Swiss psychiatrist Carl Jung developed the concept of the collective unconscious based on Freud's studies. Collective unconscious is hidden in the bottom of our unconscious mind; it is the mark left by generations of human experience. No matter how different our personal consciousness is, as a particular species of human being, we sometimes have similar behaviors. Collective unconscious is not forgotten, but most of us are unaware of it, as if it is the under-water part of an island.
Today's Chinese artists practice art individually, as if they are isolated islands spread over the ocean. The work they present to the public is like the above-water part of the island. Nevertheless, the part underneath the water, that exists in the depth of their unconscious mind, is their collective unconscious, i.e. traditional Chinese literati aesthetics and the current Chinese social reality. Whether they embrace it or deny it, this inevitably influences their artistic practice. Based on this hypothesis, AroundSpace Gallery developed the Collective Individualism series in order to examine contemporary Chinese artists’ work, and the interaction between the artists’ individualism and their collective unconscious.
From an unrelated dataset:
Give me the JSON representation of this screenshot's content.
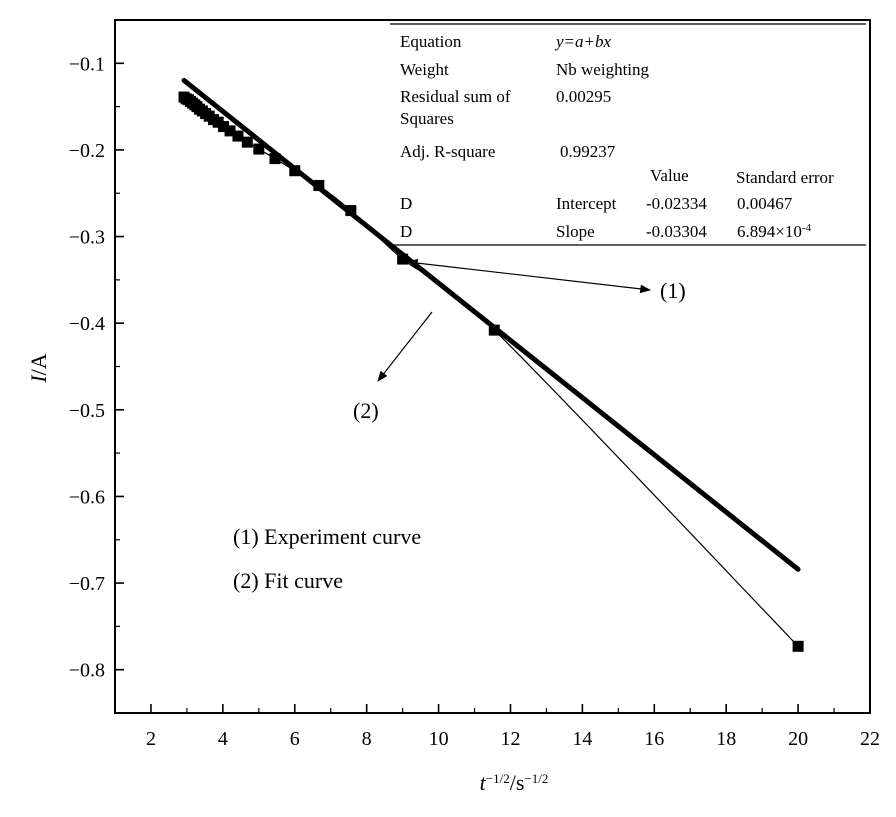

The ten artists included in Collective Individualism I each have individual practice and style; although utilizing different mediums, their persistent quest to achieve artistic perfection, originality, and craftsmanship is universal and identical. Ding Beili extended her favorite theme, landscape, in a transparent coloring on rice paper--- tranquil and serene. Dou Rongjun’s Tide series framed the dynamic tides in a single moment, full of tension. Huang Yang's woodblock prints, 36 Scenes, reveals today’s social pictures in sumptuous visual vocabulary. Bi Rongrong explored various possibilities in 3-D and 2-D worlds. Tang Shu’s most stunning new work is a landscape based on the historical site, Orchid Pavilion, both symbolic and real, presenting an interesting perspective. These artists’ individual practices collectively make up the backbone of contemporary Chinese art.